Kitab tafsir Tarjuman al Mustafid menjadi salah satu karyanya yang dianggap penting bagi kemajuan Islam di nusantara. Kitab tafsir ini telah banyak memberikan petunjuk sejarah keilmuan Islam di Melayu. Selain itu, juga memberikan sumbangan berharga bagi telaah tafsir Al-Qur'an dan memajukan pemahaman lebih baik terhadap ajaran-ajaran Islam.
Bernama lengkap Abdurrauf bin Ali al-Jawi al-Fansuri as-Singkili, lahir pada 1615 Masehi atau 1035 Hijriyah. Ulama asal Aceh ini dikenal sebagai sastrawan, sufi, sekaligus guru. Ia juga dikenal dengan sebutan gelarnya, Teungku Syiah Kuala.
Syekh Abdurrauf As Singkili berasal dari keturunan Persia atau Arabia. Ayahnya seorang ulama dari Arab Saudi, sedangkan ibunya dari kota kecil di pantai barat Sumatra bernama Fansur atau Barus.
Sejak kecil Syekh Abdurrauf sudah mempelajari ilmu agama serta bahasa Arab dengan ayahnya sendiri. Setelah remaja, ia pergi ke Banda Aceh untuk melanjutkan pendidikannya. Saat itu Aceh di pimpin oleh Sultan Iskandar Muda. Dan di bawah kepemimpinannya, Aceh mengalami masa keemasan sekaligus puncak kekuasaan. Sultan Iskandar Muda juga sangat mendukung penyebaran Islam. Sehingga Islam berkembang pesat pada masa pemerintahannya.

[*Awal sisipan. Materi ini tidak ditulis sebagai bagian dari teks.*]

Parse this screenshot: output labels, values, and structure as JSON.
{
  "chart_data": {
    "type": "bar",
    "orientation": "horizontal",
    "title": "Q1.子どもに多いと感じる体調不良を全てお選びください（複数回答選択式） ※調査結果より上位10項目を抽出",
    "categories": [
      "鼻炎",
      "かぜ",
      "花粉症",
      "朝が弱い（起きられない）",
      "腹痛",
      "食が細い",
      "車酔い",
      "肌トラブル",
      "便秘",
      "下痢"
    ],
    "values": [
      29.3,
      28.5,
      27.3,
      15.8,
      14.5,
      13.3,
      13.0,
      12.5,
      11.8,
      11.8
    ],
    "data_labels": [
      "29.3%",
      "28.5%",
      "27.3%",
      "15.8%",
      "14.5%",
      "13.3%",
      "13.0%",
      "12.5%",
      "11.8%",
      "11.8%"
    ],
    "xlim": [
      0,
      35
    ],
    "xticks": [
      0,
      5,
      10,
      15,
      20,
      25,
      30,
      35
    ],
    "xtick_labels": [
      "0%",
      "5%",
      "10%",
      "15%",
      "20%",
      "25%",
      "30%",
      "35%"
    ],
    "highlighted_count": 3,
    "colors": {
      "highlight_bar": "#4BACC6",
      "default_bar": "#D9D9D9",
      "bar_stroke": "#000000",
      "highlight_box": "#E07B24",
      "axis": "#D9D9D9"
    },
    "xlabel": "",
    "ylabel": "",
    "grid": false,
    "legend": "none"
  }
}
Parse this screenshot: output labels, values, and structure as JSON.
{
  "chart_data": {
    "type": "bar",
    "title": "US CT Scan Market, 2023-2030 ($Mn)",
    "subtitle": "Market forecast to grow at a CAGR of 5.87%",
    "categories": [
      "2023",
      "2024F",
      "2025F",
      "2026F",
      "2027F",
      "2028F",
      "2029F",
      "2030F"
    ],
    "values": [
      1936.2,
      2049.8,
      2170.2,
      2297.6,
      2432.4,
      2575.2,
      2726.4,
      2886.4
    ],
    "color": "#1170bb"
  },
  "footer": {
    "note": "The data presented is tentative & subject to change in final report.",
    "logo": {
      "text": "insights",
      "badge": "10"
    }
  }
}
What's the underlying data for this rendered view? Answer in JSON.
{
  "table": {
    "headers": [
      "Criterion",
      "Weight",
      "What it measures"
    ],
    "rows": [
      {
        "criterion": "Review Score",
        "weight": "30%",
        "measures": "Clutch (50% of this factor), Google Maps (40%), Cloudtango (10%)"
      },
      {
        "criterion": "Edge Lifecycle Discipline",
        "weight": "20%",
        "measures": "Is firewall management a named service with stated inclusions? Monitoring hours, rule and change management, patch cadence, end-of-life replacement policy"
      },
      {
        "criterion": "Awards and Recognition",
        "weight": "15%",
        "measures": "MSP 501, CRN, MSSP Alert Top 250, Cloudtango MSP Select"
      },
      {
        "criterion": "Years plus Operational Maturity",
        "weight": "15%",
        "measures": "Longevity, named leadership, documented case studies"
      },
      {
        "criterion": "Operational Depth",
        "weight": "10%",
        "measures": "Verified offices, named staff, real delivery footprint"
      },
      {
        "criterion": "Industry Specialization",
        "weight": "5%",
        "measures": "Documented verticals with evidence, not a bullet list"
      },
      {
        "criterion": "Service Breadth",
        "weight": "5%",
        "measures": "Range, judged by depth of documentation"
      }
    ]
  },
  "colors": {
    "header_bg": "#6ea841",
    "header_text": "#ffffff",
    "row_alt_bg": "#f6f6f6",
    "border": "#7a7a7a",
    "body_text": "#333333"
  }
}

Sekitar 1642, Syekh Abdurrauf berangkat ke Arab Saudi. Selain untuk menunaikan ibadah haji, ia juga berencana memperdalam keilmuannya. Kemudian ia pergi ke Yaman untuk menuntut ilmu di dua lembaga pendidikan sekaligus, yakni Bait al-Faqih dan Zabid. Di Bait al-Faqih, Syekh Abdurrauf belajar dengan ahli fikih dan hadis.
Syekh Abdurrauf juga sempat menimba ilmu di Madinah. Di sana ia bahkan mendapat gelar khalifa tarekat Syatariah dan Qadiriyah, yaitu gelar yang menandakan pelajarannya selesai.
Di Madinah, Syekh Abdurrauf juga pernah menjadi guru yang mengajar banyak murid dari berbagai negara selama kurang lebih 19 tahun. Sembari mengajar, dia juga memanfaatkan waktu untuk menulis berbagai kitab. Sampai akhirnya, ia memutuskan kembali ke tanah kelahirannya pada 1661. Setibanya di Aceh, dirinya bertekad mengembangkan dunia pendidikan sekaligus Islam di sana.
Pada tahun 1693 atau 1105 Hijriyah, sang ulama besar itu mengembuskan napas terakhirnya pada usia 73 tahun. Dirinya kemudian dimakamkan di dekat muara sungai Aceh yang terletak sekitar 15 kilometer dari Banda Aceh.
Sepanjang hidupnya, tercatat Syiah Kuala sudah menggarap sekitar 21 karya tulis yang terdiri dari satu kitab tafsir, dua kitab hadis, tiga kitab fikih, dan selebihnya kitab tasawuf.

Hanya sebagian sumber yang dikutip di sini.